By: Henry J. Fromage (Three Beers) –
The Bond franchise’s narrow brush with legitimacy (On Her Majesty’s Secret Service) thankfully averted, Live and Let Die continued Diamonds are Forever‘s cheeseball tendency by introducing the most cheeseball of Bonds- Roger Moore.
This is not something Sean Connery would have done
In Live and Let Die, a series of suspicious murders draws Bond into a plot full of voodoo, pimpmobiles, tarot, and aquatic predators. You know, Bond stuff.
One common observance of Bond films is how often they reflect their time and culture, and 1973 was smack dab in the heart of Blaxploitation, baby.

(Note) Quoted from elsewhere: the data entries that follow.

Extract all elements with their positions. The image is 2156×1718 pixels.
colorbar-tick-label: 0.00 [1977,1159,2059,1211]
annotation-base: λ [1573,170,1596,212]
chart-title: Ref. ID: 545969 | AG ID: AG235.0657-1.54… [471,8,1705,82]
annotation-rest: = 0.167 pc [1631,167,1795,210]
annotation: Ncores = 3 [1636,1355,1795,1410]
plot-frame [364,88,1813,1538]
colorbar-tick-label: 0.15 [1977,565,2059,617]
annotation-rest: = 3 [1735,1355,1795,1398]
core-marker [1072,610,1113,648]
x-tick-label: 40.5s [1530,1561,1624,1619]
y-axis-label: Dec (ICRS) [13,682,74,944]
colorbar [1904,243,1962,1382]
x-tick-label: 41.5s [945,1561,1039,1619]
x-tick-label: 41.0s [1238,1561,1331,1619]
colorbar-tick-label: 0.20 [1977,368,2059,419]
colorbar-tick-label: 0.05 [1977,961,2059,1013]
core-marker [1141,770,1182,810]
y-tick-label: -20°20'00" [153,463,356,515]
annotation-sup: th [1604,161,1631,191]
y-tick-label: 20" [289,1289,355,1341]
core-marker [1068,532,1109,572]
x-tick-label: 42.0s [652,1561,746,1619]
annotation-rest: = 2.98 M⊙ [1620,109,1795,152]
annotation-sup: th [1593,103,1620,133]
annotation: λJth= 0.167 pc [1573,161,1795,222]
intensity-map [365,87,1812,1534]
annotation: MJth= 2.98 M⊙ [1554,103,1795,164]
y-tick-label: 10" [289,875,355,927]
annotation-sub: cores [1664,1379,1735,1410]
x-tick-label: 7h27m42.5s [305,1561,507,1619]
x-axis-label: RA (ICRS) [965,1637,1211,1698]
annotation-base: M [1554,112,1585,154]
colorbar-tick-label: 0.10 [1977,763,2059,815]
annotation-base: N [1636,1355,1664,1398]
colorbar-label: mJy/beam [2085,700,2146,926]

The result is a Bond flick with more pimp couture, skeezy pre-Giuliani NYC locales, and Yaphet Kotto than your average blockbuster bear.
Nobody can say No to more Kot-to
Not only is this the blackest Bond, but it’s the blackest blockbuster out there shy of the Bad Boys franchise, even if Bond and his main squeeze, a literally virginal Jane Seymour in her first role, are pigment-deficient. It’s not only bad guys, thankfully, with CIA agents and brothers in arms played excellently by African Americans, although the demented Michael Clarke Duncan stylings of Julius Harris as the claw-handed Tee Hee Johnson and the screen-dominating Geoffrey Holder as Baron Samedi are the standouts, Non-Kotto Division.
There are plenty of other reasons to recommend this Bond, from Moore’s immediate and successful embracing of his subtext-free, fun-first Bond era to the several smashing (of boats (!!), trains, and automobiles) set pieces to Paul and Linda McCartney’s iconic theme, which has transcended the film in the public consciousness, but which pairs with it beautifully in the tension-enhancing way it is interwoven throughout.
While the diversity is welcome and the blaxploitation elements work surprisingly well, the voodoo/island stuff is…
Between the 1920s “native horror”-style voodoo scenes, welfare references, and drug-smuggling master plan, this is white suburban terror codified.
Bond’s slide down the slippery slope of silliness was really starting to gain speed at this point. Live and Let Die triples down on the increasingly dodgy gadgets, takes time for an extended, blatant espresso machine commercial, and then throws itself headfirst into Tex Avery bullshit.
Truly the decade of Moore got off to a swimming start with Live and Let Die, for better and the definite specter of worse.